Nell’ultimo periodo di programmazione, il settore ha attraversato un processo di consolidamento, con una moderata espansione in alcuni sottosettori, ovvero la produzione di carni di piccoli ruminanti e pollame, la lavorazione delle carni e dei sottoprodotti di origine animale (SOA). Nello stesso periodo sono stati fatti importanti investimenti; il settore risulta anche secondo (dopo l’ortofrutta) per assorbimento di fondi IPARD II (14,3 M Euro solo nei primi due bandi).
Allo stato attuale, le principali sfide per il settore sono: i) la necessità di concentrarsi sul mercato interno, aumentare la competitività e cercare di ridurre il deficit commerciale, anche aumentando e migliorando la produzione nazionale di mangimi, ii) contenere e poi ridurre l’impatto ambientale della filiera merceologica che cresce parallelamente all’intensificazione delle attività di allevamento e all’espansione degli attori della filiera, iii) migliorare l’integrazione tra segmenti di mercato della carne fresca e lavorata, ormai scarsamente collegati.

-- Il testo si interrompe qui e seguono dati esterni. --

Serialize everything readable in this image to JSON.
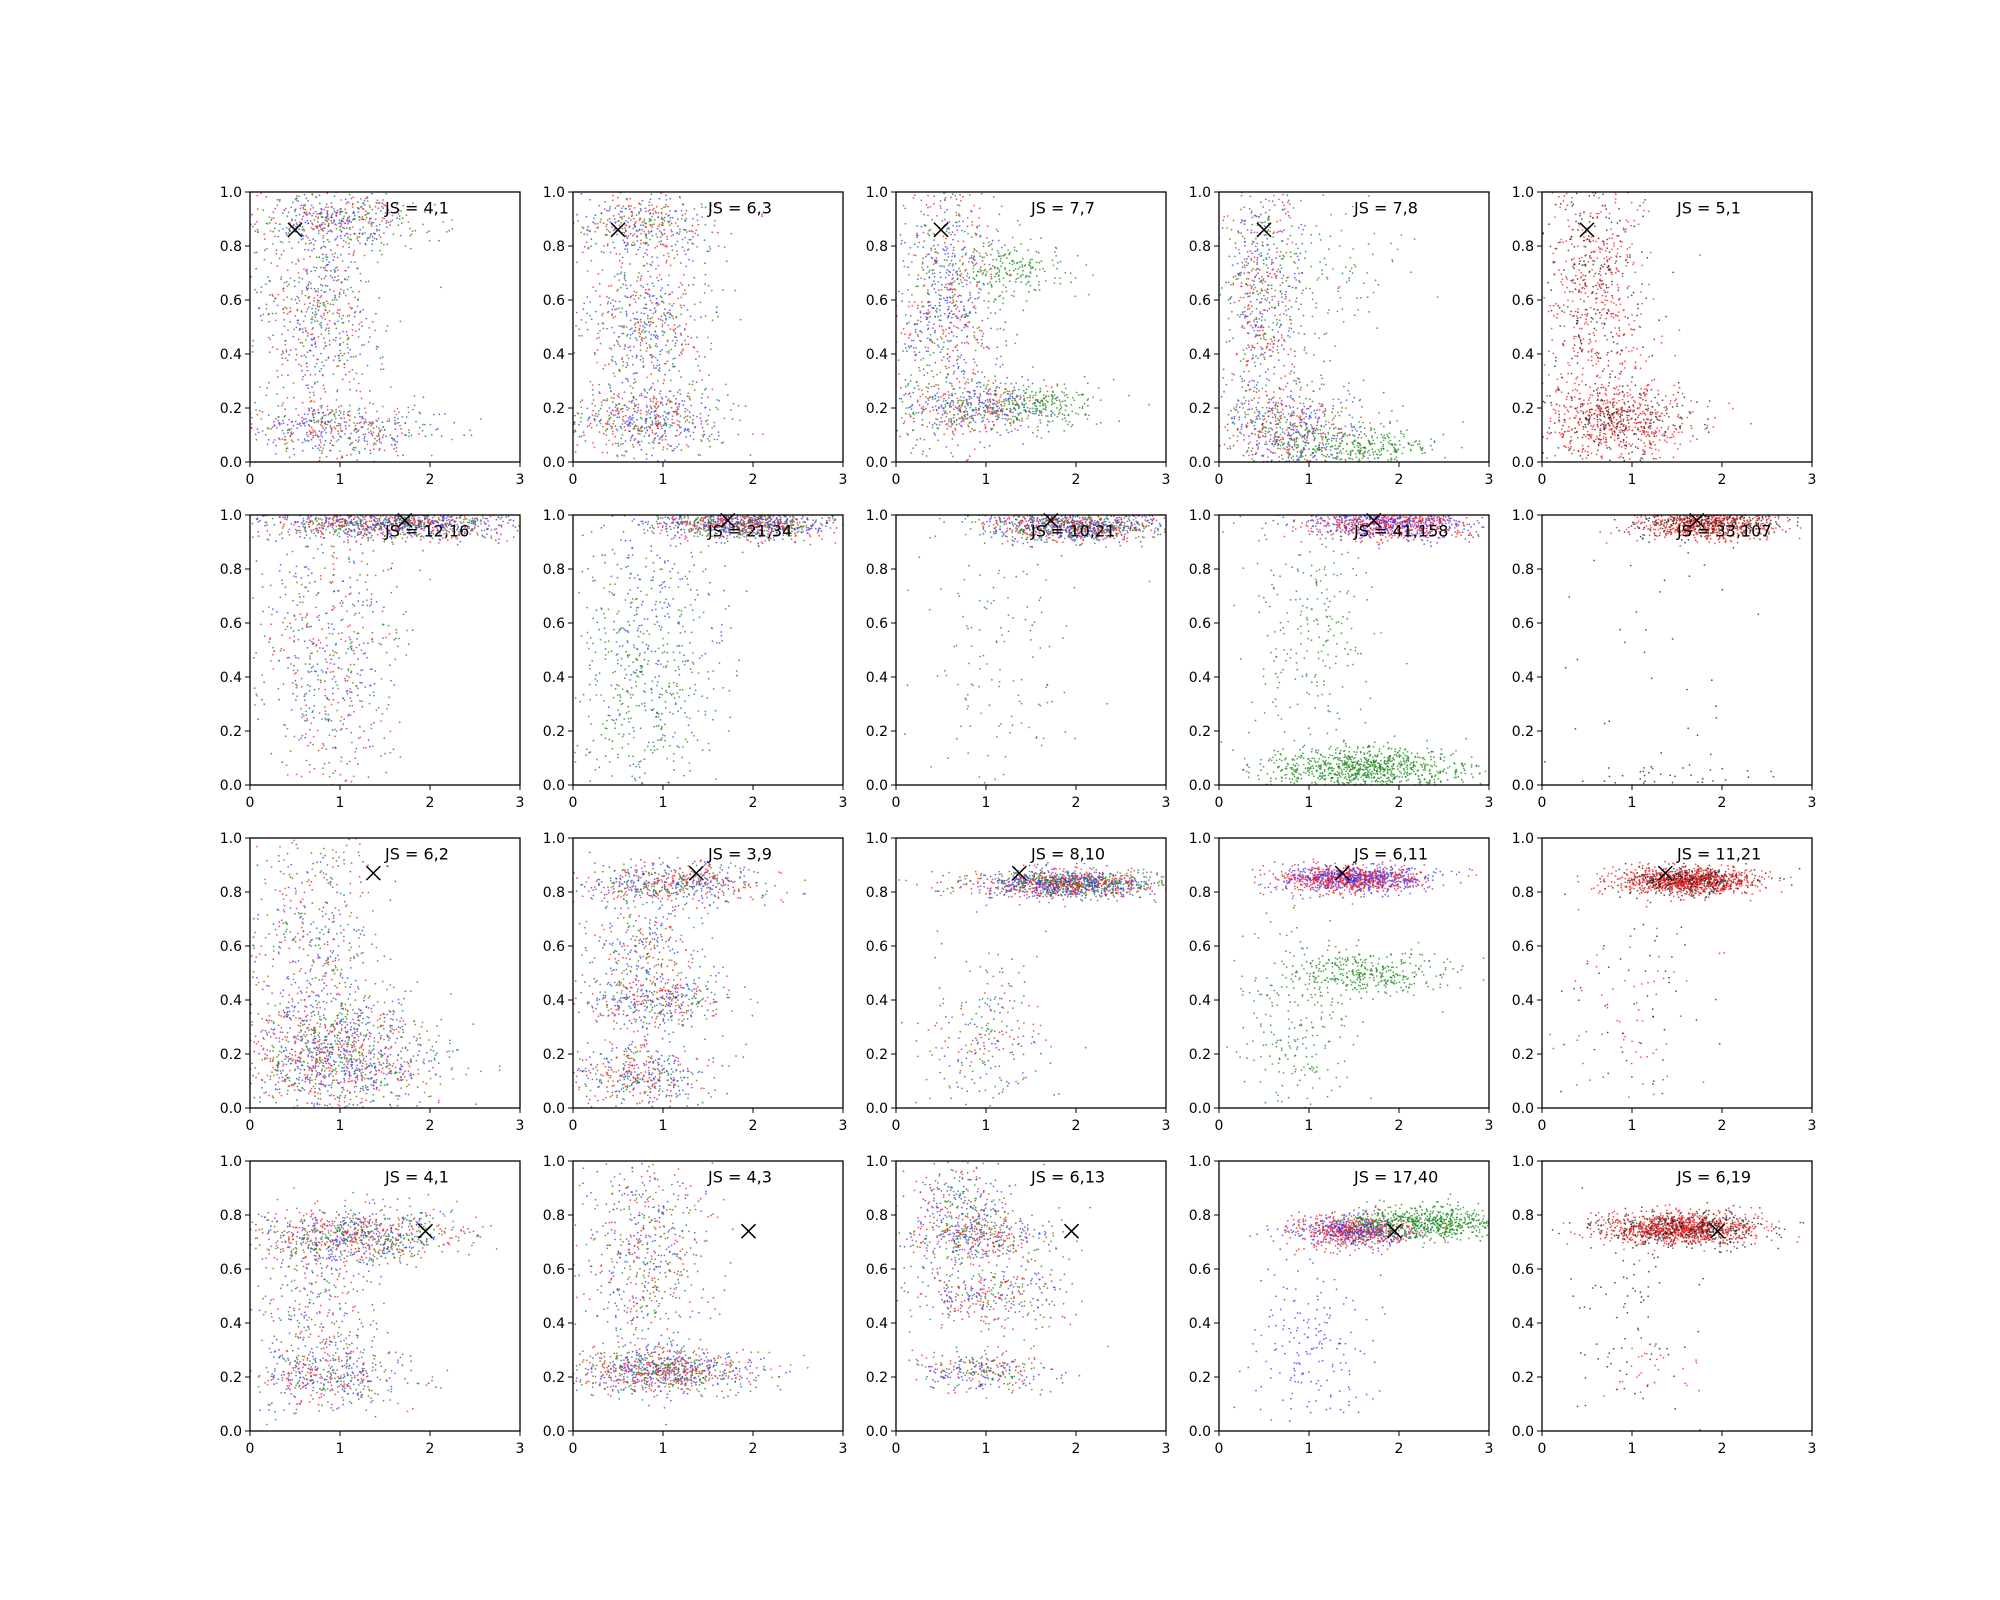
{
  "chart_data": {
    "type": "scatter",
    "grid": false,
    "xlim": [
      0,
      3
    ],
    "ylim": [
      0,
      1
    ],
    "xticks": [
      "0",
      "1",
      "2",
      "3"
    ],
    "yticks": [
      "0.0",
      "0.2",
      "0.4",
      "0.6",
      "0.8",
      "1.0"
    ],
    "colors": {
      "blue": "#3a3aff",
      "green": "#1a8a1a",
      "red": "#ff1a1a",
      "black": "#222222"
    },
    "rows": [
      {
        "marker": [
          0.5,
          0.86
        ],
        "panels": [
          {
            "label": "JS = 4,1",
            "clusters": [
              {
                "color": "mix",
                "cx": 1.0,
                "cy": 0.9,
                "sx": 0.45,
                "sy": 0.05,
                "n": 450
              },
              {
                "color": "mix",
                "cx": 0.75,
                "cy": 0.55,
                "sx": 0.35,
                "sy": 0.2,
                "n": 650
              },
              {
                "color": "mix",
                "cx": 1.0,
                "cy": 0.12,
                "sx": 0.55,
                "sy": 0.05,
                "n": 450
              }
            ]
          },
          {
            "label": "JS = 6,3",
            "clusters": [
              {
                "color": "mix",
                "cx": 0.8,
                "cy": 0.88,
                "sx": 0.4,
                "sy": 0.06,
                "n": 400
              },
              {
                "color": "mix",
                "cx": 0.8,
                "cy": 0.5,
                "sx": 0.35,
                "sy": 0.15,
                "n": 550
              },
              {
                "color": "mix",
                "cx": 0.8,
                "cy": 0.15,
                "sx": 0.45,
                "sy": 0.06,
                "n": 550
              }
            ]
          },
          {
            "label": "JS = 7,7",
            "clusters": [
              {
                "color": "mix",
                "cx": 0.6,
                "cy": 0.6,
                "sx": 0.3,
                "sy": 0.28,
                "n": 900
              },
              {
                "color": "green",
                "cx": 1.3,
                "cy": 0.72,
                "sx": 0.35,
                "sy": 0.05,
                "n": 200
              },
              {
                "color": "mix",
                "cx": 0.9,
                "cy": 0.2,
                "sx": 0.45,
                "sy": 0.05,
                "n": 500
              },
              {
                "color": "green",
                "cx": 1.6,
                "cy": 0.22,
                "sx": 0.35,
                "sy": 0.04,
                "n": 200
              }
            ]
          },
          {
            "label": "JS = 7,8",
            "clusters": [
              {
                "color": "mix",
                "cx": 0.5,
                "cy": 0.65,
                "sx": 0.25,
                "sy": 0.22,
                "n": 700
              },
              {
                "color": "mix",
                "cx": 0.8,
                "cy": 0.12,
                "sx": 0.4,
                "sy": 0.08,
                "n": 700
              },
              {
                "color": "green",
                "cx": 1.6,
                "cy": 0.05,
                "sx": 0.4,
                "sy": 0.04,
                "n": 300
              },
              {
                "color": "green",
                "cx": 1.3,
                "cy": 0.7,
                "sx": 0.4,
                "sy": 0.15,
                "n": 80
              }
            ]
          },
          {
            "label": "JS = 5,1",
            "clusters": [
              {
                "color": "redblack",
                "cx": 0.6,
                "cy": 0.65,
                "sx": 0.3,
                "sy": 0.25,
                "n": 700
              },
              {
                "color": "redblack",
                "cx": 0.8,
                "cy": 0.15,
                "sx": 0.45,
                "sy": 0.07,
                "n": 750
              }
            ]
          }
        ]
      },
      {
        "marker": [
          1.72,
          0.98
        ],
        "panels": [
          {
            "label": "JS = 12,16",
            "clusters": [
              {
                "color": "mix",
                "cx": 1.6,
                "cy": 0.97,
                "sx": 0.7,
                "sy": 0.03,
                "n": 1200
              },
              {
                "color": "mix",
                "cx": 0.9,
                "cy": 0.5,
                "sx": 0.4,
                "sy": 0.3,
                "n": 650
              }
            ]
          },
          {
            "label": "JS = 21,34",
            "clusters": [
              {
                "color": "mix",
                "cx": 1.9,
                "cy": 0.97,
                "sx": 0.5,
                "sy": 0.03,
                "n": 1100
              },
              {
                "color": "green",
                "cx": 0.8,
                "cy": 0.4,
                "sx": 0.4,
                "sy": 0.25,
                "n": 450
              },
              {
                "color": "blue",
                "cx": 0.9,
                "cy": 0.6,
                "sx": 0.4,
                "sy": 0.3,
                "n": 200
              }
            ]
          },
          {
            "label": "JS = 10,21",
            "clusters": [
              {
                "color": "mix",
                "cx": 2.0,
                "cy": 0.96,
                "sx": 0.5,
                "sy": 0.03,
                "n": 1100
              },
              {
                "color": "green",
                "cx": 1.1,
                "cy": 0.5,
                "sx": 0.5,
                "sy": 0.3,
                "n": 150
              }
            ]
          },
          {
            "label": "JS = 41,158",
            "clusters": [
              {
                "color": "redblue",
                "cx": 1.9,
                "cy": 0.97,
                "sx": 0.45,
                "sy": 0.03,
                "n": 1000
              },
              {
                "color": "green",
                "cx": 1.6,
                "cy": 0.06,
                "sx": 0.55,
                "sy": 0.04,
                "n": 900
              },
              {
                "color": "green",
                "cx": 1.0,
                "cy": 0.55,
                "sx": 0.35,
                "sy": 0.28,
                "n": 250
              }
            ]
          },
          {
            "label": "JS = 33,107",
            "clusters": [
              {
                "color": "redblack",
                "cx": 1.85,
                "cy": 0.97,
                "sx": 0.4,
                "sy": 0.03,
                "n": 1000
              },
              {
                "color": "black",
                "cx": 1.2,
                "cy": 0.5,
                "sx": 0.5,
                "sy": 0.3,
                "n": 40
              },
              {
                "color": "black",
                "cx": 1.3,
                "cy": 0.03,
                "sx": 0.5,
                "sy": 0.02,
                "n": 40
              }
            ]
          }
        ]
      },
      {
        "marker": [
          1.37,
          0.87
        ],
        "panels": [
          {
            "label": "JS = 6,2",
            "clusters": [
              {
                "color": "mix",
                "cx": 1.0,
                "cy": 0.15,
                "sx": 0.6,
                "sy": 0.08,
                "n": 900
              },
              {
                "color": "mix",
                "cx": 0.9,
                "cy": 0.3,
                "sx": 0.5,
                "sy": 0.07,
                "n": 400
              },
              {
                "color": "mix",
                "cx": 0.7,
                "cy": 0.65,
                "sx": 0.35,
                "sy": 0.2,
                "n": 450
              }
            ]
          },
          {
            "label": "JS = 3,9",
            "clusters": [
              {
                "color": "mix",
                "cx": 1.1,
                "cy": 0.83,
                "sx": 0.5,
                "sy": 0.04,
                "n": 600
              },
              {
                "color": "mix",
                "cx": 0.9,
                "cy": 0.4,
                "sx": 0.4,
                "sy": 0.05,
                "n": 450
              },
              {
                "color": "mix",
                "cx": 0.8,
                "cy": 0.6,
                "sx": 0.35,
                "sy": 0.08,
                "n": 250
              },
              {
                "color": "mix",
                "cx": 0.8,
                "cy": 0.12,
                "sx": 0.4,
                "sy": 0.06,
                "n": 450
              }
            ]
          },
          {
            "label": "JS = 8,10",
            "clusters": [
              {
                "color": "mix",
                "cx": 1.9,
                "cy": 0.83,
                "sx": 0.5,
                "sy": 0.025,
                "n": 1300
              },
              {
                "color": "mix",
                "cx": 1.0,
                "cy": 0.25,
                "sx": 0.35,
                "sy": 0.15,
                "n": 250
              }
            ]
          },
          {
            "label": "JS = 6,11",
            "clusters": [
              {
                "color": "redblue",
                "cx": 1.5,
                "cy": 0.85,
                "sx": 0.4,
                "sy": 0.025,
                "n": 1200
              },
              {
                "color": "green",
                "cx": 1.7,
                "cy": 0.5,
                "sx": 0.45,
                "sy": 0.04,
                "n": 350
              },
              {
                "color": "green",
                "cx": 0.9,
                "cy": 0.35,
                "sx": 0.35,
                "sy": 0.22,
                "n": 250
              }
            ]
          },
          {
            "label": "JS = 11,21",
            "clusters": [
              {
                "color": "redblack",
                "cx": 1.6,
                "cy": 0.84,
                "sx": 0.4,
                "sy": 0.025,
                "n": 1300
              },
              {
                "color": "redblack",
                "cx": 1.0,
                "cy": 0.35,
                "sx": 0.4,
                "sy": 0.2,
                "n": 120
              }
            ]
          }
        ]
      },
      {
        "marker": [
          1.95,
          0.74
        ],
        "panels": [
          {
            "label": "JS = 4,1",
            "clusters": [
              {
                "color": "mix",
                "cx": 1.2,
                "cy": 0.72,
                "sx": 0.55,
                "sy": 0.05,
                "n": 900
              },
              {
                "color": "mix",
                "cx": 0.9,
                "cy": 0.2,
                "sx": 0.45,
                "sy": 0.06,
                "n": 450
              },
              {
                "color": "mix",
                "cx": 0.7,
                "cy": 0.45,
                "sx": 0.35,
                "sy": 0.15,
                "n": 300
              }
            ]
          },
          {
            "label": "JS = 4,3",
            "clusters": [
              {
                "color": "mix",
                "cx": 1.0,
                "cy": 0.22,
                "sx": 0.5,
                "sy": 0.04,
                "n": 900
              },
              {
                "color": "mix",
                "cx": 0.8,
                "cy": 0.65,
                "sx": 0.35,
                "sy": 0.2,
                "n": 600
              }
            ]
          },
          {
            "label": "JS = 6,13",
            "clusters": [
              {
                "color": "mix",
                "cx": 0.9,
                "cy": 0.72,
                "sx": 0.4,
                "sy": 0.05,
                "n": 450
              },
              {
                "color": "mix",
                "cx": 1.0,
                "cy": 0.5,
                "sx": 0.45,
                "sy": 0.06,
                "n": 350
              },
              {
                "color": "mix",
                "cx": 0.9,
                "cy": 0.22,
                "sx": 0.4,
                "sy": 0.04,
                "n": 300
              },
              {
                "color": "mix",
                "cx": 0.7,
                "cy": 0.85,
                "sx": 0.3,
                "sy": 0.08,
                "n": 250
              }
            ]
          },
          {
            "label": "JS = 17,40",
            "clusters": [
              {
                "color": "redblue",
                "cx": 1.5,
                "cy": 0.74,
                "sx": 0.35,
                "sy": 0.03,
                "n": 900
              },
              {
                "color": "green",
                "cx": 2.3,
                "cy": 0.77,
                "sx": 0.5,
                "sy": 0.03,
                "n": 700
              },
              {
                "color": "blue",
                "cx": 1.0,
                "cy": 0.3,
                "sx": 0.35,
                "sy": 0.15,
                "n": 180
              }
            ]
          },
          {
            "label": "JS = 6,19",
            "clusters": [
              {
                "color": "redblack",
                "cx": 1.55,
                "cy": 0.75,
                "sx": 0.45,
                "sy": 0.03,
                "n": 1400
              },
              {
                "color": "black",
                "cx": 1.0,
                "cy": 0.4,
                "sx": 0.4,
                "sy": 0.18,
                "n": 80
              },
              {
                "color": "red",
                "cx": 1.2,
                "cy": 0.22,
                "sx": 0.3,
                "sy": 0.05,
                "n": 30
              }
            ]
          }
        ]
      }
    ]
  }
}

Un fattore chiave per la crescita del settore sarà la migliore applicazione delle norme esistenti in termini di salute pubblica, sicurezza alimentare e protezione dell’ambiente. Il ruolo e le prestazioni di tre agenzie nazionali (NAVPP, NFA e NEA) saranno cruciali in questo senso.
Facendo riferimento ai dati sull’allevamento disponibili per il 2020, si registra una diminuzione del numero di animali quasi per ogni categoria, in particolare per la categoria dei bovini e dei piccoli ruminanti. Questa diminuzione è dovuta alla riduzione del numero di capi in potenziali allevamenti (bovini), alla mancanza di mercato, nonché alla migrazione, all’emigrazione e all’invecchiamento della popolazione. La diminuzione del numero di capi di bestiame, in particolare bovini e piccoli ruminanti, ha colpito la produzione zootecnica di latte e carne. La produzione zootecnica, in particolare latte e carne, è diminuita entrambe rispettivamente del -5,4% e -4,2%. La produzione di latte è diminuita principalmente a causa della diminuzione del latte vaccino in quanto rappresenta l’85,2% della produzione di latte mentre il latte ovino e caprino rappresentano rispettivamente il 7,09% e il 7,6%.
Nel 2020, circa 5.503 agricoltori sono stati sostenuti da regimi nazionali di cui circa il 63% per il processo di immatricolazione di mucche e pecore/capre.

Per migliorare la produzione e la gestione degli allevamenti di bovini, piccoli ruminanti e suini (soprattutto in piccoli allevamenti) dovrebbero essere considerati prioritari i seguenti ambiti di miglioramento: i) alimentazione animale e, ii) condizioni abitative, compresi ricoveri, che necessitano di radicali miglioramenti riguardanti la superficie per ogni animale, l’altezza stabile (poiché sono molto bassi nei piccoli ruminanti), la ventilazione e l’illuminazione e, iii) il miglioramento della gestione del letame e il recupero dei relativi sottoprodotti.